Normal wear and tear damages the blood vessel lining, which is called the endothelial lining. The body, however, has the ability to initiate molecular activity that regenerates and repairs this damage. Now, researchers at the Eli and Edythe Broad Center of Regenerative Medicine and Stem Cell Research at UCLA have for the first time followed this regeneration in progress and identified the genes and proteins responsible for spurring it. Their findings could eventually lead to novel methods to repair more severe blood vessel damage, including damage that can result from placing stents — metal or plastic mesh tubes that open blocked or narrow blood vessels.
The study, led by Luisa Iruela-Arispe, a UCLA professor of molecular, cell and developmental biology and a member of the UCLA Broad Stem Cell Research Center, was published today in the journal Cell Stem Cell.
"The well-being of the endothelial lining is really fundamental for health," Iruela-Arispe said. "Understanding how to keep this lining in good shape will help us make progress in treating multiple disease states."
In blood vessels snaking throughout the body — circulating blood to organs and extremities — the endothelial lining acts as a filter and a wall. The composition of the lining, which includes anti-clotting protein on its surface, generally prevents blood from clotting as it moves through the body, and controls what materials — such as inflammatory cells — can enter and exit the blood flow. Damaged lining can make it more likely for clots to form and inflammation to develop, leading to atherosclerosis and increasing a person's risk of heart disease.
When diseases such as atherosclerosis, a buildup of plaque in the arteries, and hypertension, or high blood pressure, make the inside of blood vessels narrower, clinicians frequently insert stents to keep the vessels open and help prevent heart attacks and strokes. When inserted, however, stents damage the surrounding endothelial lining, a problem that can lead to nearby clotting and the eventual need to replace the stent.
To understand how and when the body is capable of regenerating the endothelial lining of blood vessels, Iruela-Arispe's group modeled blood vessel damage in mice. Then, they followed the proliferation and placement of nearby cells that had been specially marked. Between 48 and 72 hours after the small vessel damage, they found increased proliferation of cells around the injury. Progenitor cells — precursors to endothelial cells — slightly up and downstream from the damage underwent increased divisions, repopulating the area both in and around the injury with new endothelial lining. Importantly, these cells were already present in the lining before any damage — they weren't a special population of stem cells that traveled from elsewhere in response to the injury.

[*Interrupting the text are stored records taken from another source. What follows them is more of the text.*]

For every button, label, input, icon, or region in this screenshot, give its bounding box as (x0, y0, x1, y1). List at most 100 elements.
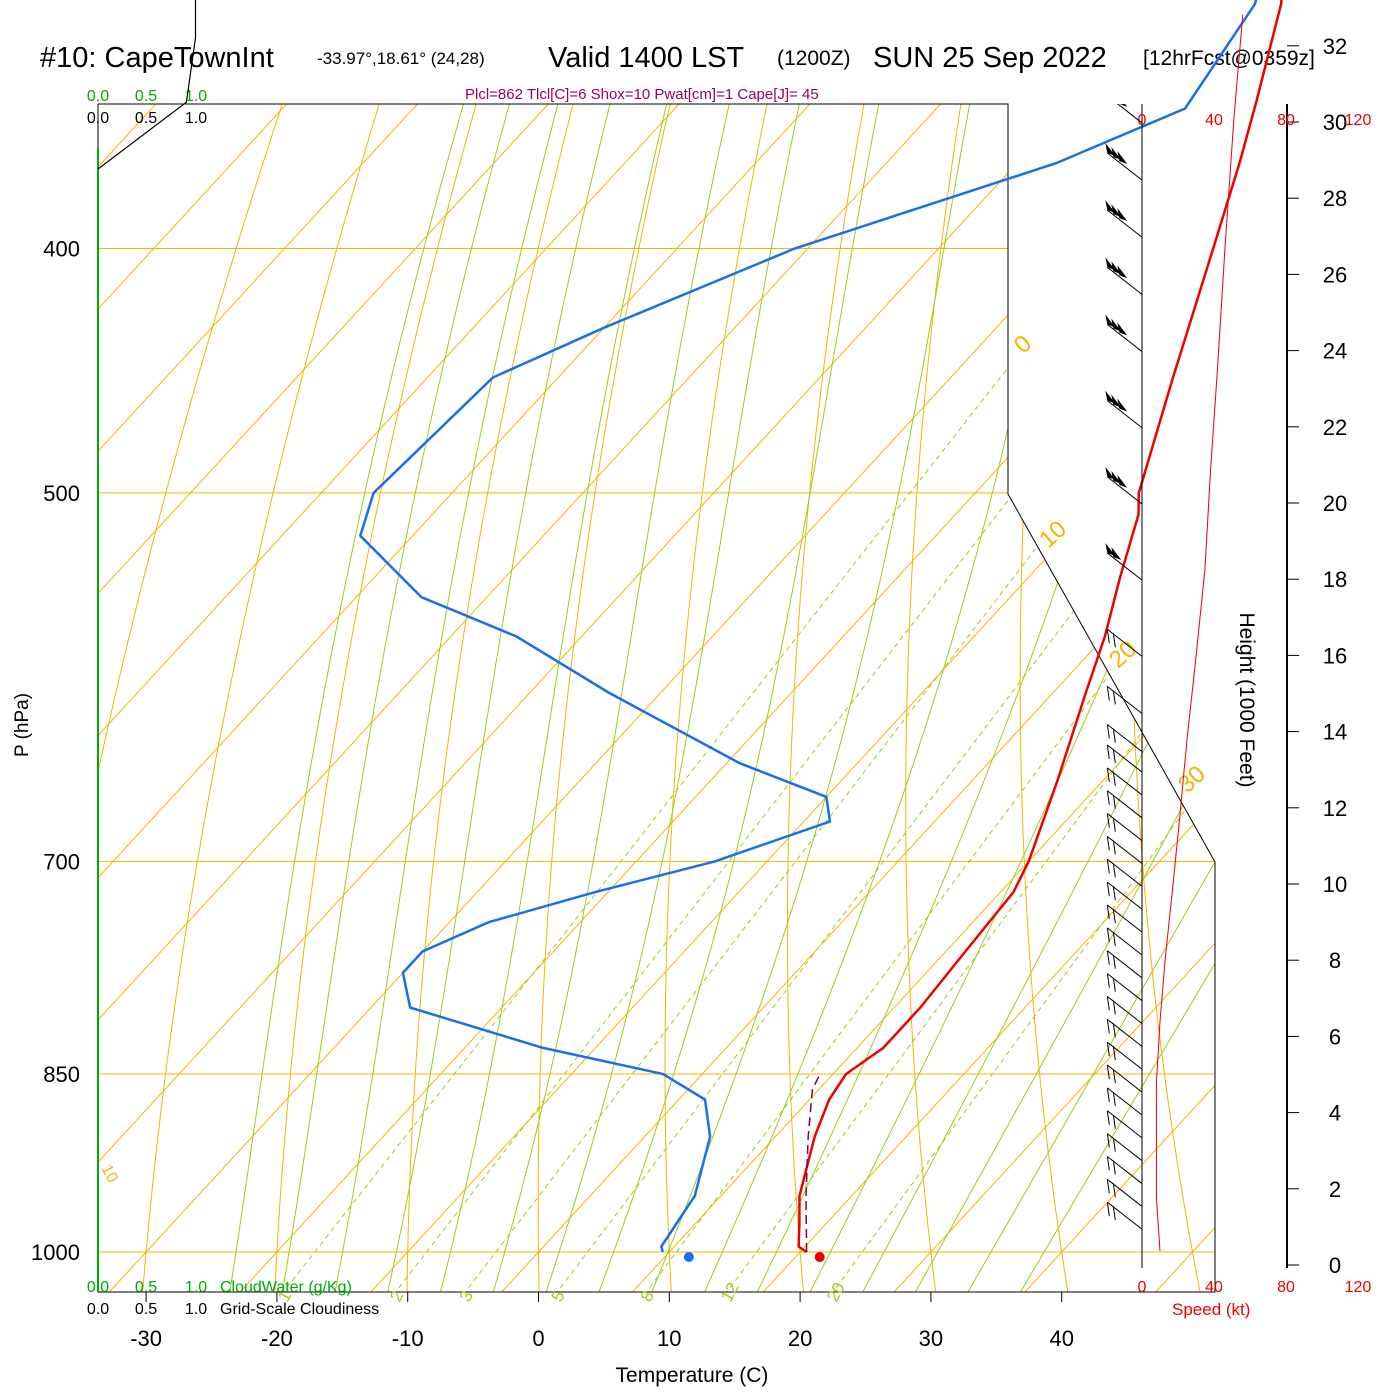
wind-barb-feather (1106, 950, 1110, 965)
cloud-water-tick-bottom: 0.5 (135, 1279, 157, 1296)
mixing-ratio-line (392, 248, 1204, 1292)
moist-adiabat (855, 104, 1215, 1292)
speed-tick-bottom: 120 (1345, 1279, 1372, 1296)
wind-barb-flag (1119, 104, 1128, 107)
wind-barb-shaft (1107, 950, 1143, 979)
wind-barb-feather (1106, 790, 1110, 805)
plot-border (97, 103, 1216, 1293)
dry-adiabat (786, 104, 955, 1292)
dry-adiabat (406, 104, 694, 1292)
wind-barb-shaft (1107, 1133, 1143, 1162)
wind-barb-feather (1112, 1023, 1116, 1038)
plot-frame (97, 103, 1216, 1293)
mixing-ratio-line (643, 248, 1215, 1292)
height-tick-label: 30 (1323, 110, 1347, 135)
forecast-info: [12hrFcst@0359z] (1143, 47, 1315, 70)
wind-barb-feather (1112, 794, 1116, 809)
isotherm (98, 104, 1193, 1292)
moist-adiabat (959, 104, 1215, 1292)
thermo-grid (98, 104, 1215, 1292)
cloudiness-tick-bottom: 0.0 (87, 1301, 109, 1318)
wind-barb-shaft (1107, 813, 1143, 842)
height-tick-label: 18 (1323, 567, 1347, 592)
mixing-ratio-label: 2 (386, 1288, 407, 1305)
wind-barb-shaft (1107, 39, 1142, 66)
speed-tick-top: 80 (1277, 112, 1295, 129)
wind-barb-shaft (1107, 904, 1143, 933)
wind-barb-feather (1106, 724, 1110, 739)
height-tick-label: 26 (1323, 262, 1347, 287)
wind-barb-feather (1112, 771, 1116, 786)
moist-adiabat (1012, 104, 1215, 1292)
moist-adiabat (384, 104, 729, 1292)
height-tick-label: 12 (1323, 796, 1347, 821)
isotherm (1142, 104, 1215, 1292)
x-tick-label: 30 (919, 1326, 943, 1351)
wind-barb-feather (1106, 629, 1110, 644)
wind-barb-feather (1106, 686, 1110, 701)
wind-barb-feather (1106, 1179, 1110, 1194)
isotherm (98, 104, 931, 1292)
dry-adiabat (537, 104, 781, 1292)
speed-tick-bottom: 0 (1138, 1279, 1147, 1296)
isotherm (98, 104, 1215, 1292)
wind-barb-feather (1106, 1064, 1110, 1080)
wind-barb-feather (1106, 859, 1110, 874)
x-axis-title: Temperature (C) (616, 1364, 769, 1387)
wind-barb-shaft (1107, 1201, 1143, 1230)
isotherm-label: 10 (97, 1162, 120, 1186)
wind-barb-feather (1112, 1114, 1116, 1129)
wind-barb-shaft (1107, 152, 1143, 181)
speed-scale-label: Speed (kt) (1172, 1300, 1250, 1319)
wind-speed-line (1155, 14, 1244, 1252)
height-tick-label: 4 (1329, 1101, 1341, 1126)
moist-adiabat (802, 104, 1215, 1292)
wind-barb-shaft (1107, 476, 1143, 505)
mixing-ratio-label: 20 (823, 1279, 849, 1305)
temperature-line (797, 0, 1283, 1254)
wind-barb-shaft (1107, 209, 1143, 238)
pressure-tick-label: 400 (43, 236, 80, 261)
cloudiness-tick-top: 1.0 (185, 110, 207, 127)
wind-barb-flag (1111, 90, 1121, 103)
isotherm (750, 104, 1215, 1292)
wind-barb-flag (1117, 208, 1128, 222)
y-axis-title: P (hPa) (12, 693, 33, 757)
wind-barb-shaft (1107, 324, 1143, 352)
dewpoint-line (358, 0, 1258, 1253)
mixing-ratio-label: 12 (717, 1279, 743, 1305)
dry-adiabat (664, 104, 868, 1292)
isotherm (98, 104, 1215, 1292)
dry-adiabat (98, 104, 433, 1292)
x-tick-label: -10 (392, 1326, 424, 1351)
wind-barb-shaft (1107, 686, 1143, 714)
height-tick-label: 16 (1323, 643, 1347, 668)
wind-barb-feather (1106, 1133, 1110, 1148)
dry-adiabat (905, 104, 1042, 1292)
wind-barb-flag (1117, 398, 1128, 412)
parcel-line (805, 1073, 821, 1253)
height-tick-label: 8 (1329, 948, 1341, 973)
wind-barb-shaft (1107, 1018, 1143, 1047)
wind-barb-feather (1112, 633, 1116, 648)
cloud-water-tick-top: 0.5 (135, 88, 157, 105)
wind-panel: 0246810121416182022242628303200404080801… (1105, 14, 1371, 1296)
cloudiness-tick-bottom: 0.5 (135, 1301, 157, 1318)
wind-barb-flag (1117, 37, 1127, 50)
cloudiness-label: Grid-Scale Cloudiness (220, 1301, 379, 1318)
wind-barbs (1105, 37, 1143, 1230)
wind-barb-feather (1112, 954, 1116, 969)
isotherm (488, 104, 1215, 1292)
speed-tick-bottom: 80 (1277, 1279, 1295, 1296)
wind-barb-flag (1111, 547, 1122, 561)
wind-barb-shaft (1116, 104, 1143, 124)
mixing-ratio-line (554, 248, 1215, 1292)
wind-barb-feather (1112, 1206, 1116, 1221)
mixing-ratio-label: 8 (637, 1288, 658, 1305)
wind-barb-shaft (1107, 836, 1143, 864)
height-tick-label: 20 (1323, 491, 1347, 516)
wind-barb-feather (1112, 840, 1116, 855)
wind-barb-shaft (1107, 1064, 1143, 1093)
height-tick-label: 14 (1323, 720, 1347, 745)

Next, the researchers compared thousands of cells from damaged and undamaged vessels of both old and young mice. In each cell, the scientists were able to determine the genes that turned on with increasing frequency. The finding pointed them toward one key gene, called Atf3, that is required for the regeneration of the endothelial lining.
"This gene was more predominantly expressed in young animals and in cells that were involved in an injury response and regeneration," Iruela-Arispe said. "Now we need to figure out how to turn Atf3 on in tired, older progenitor cells to spur that regeneration."
A human being's vessels likely undergo slight damage on a daily basis, she said. Sitting in one position for a long time, or carrying a heavy bag on your shoulders, for instance, can slightly squeeze or compress blood vessels. But the body can respond easily to these minor injuries by increasing levels of Atf3 and, in turn, regenerating the cells around injured vessels.
"There is a point, though, when the damage is too extensive or where cells are older and aren’t responding as well," Iruela-Arispe said.
Her team is now looking closer into what genes are involved in regulating Atf3.
The research was funded by the National Institutes of Health, the Institute for Quantitative & Computational Biosciences, and the UCLA Broad Stem Cell Research Center Training Program, supported by the Rose Hills Foundation.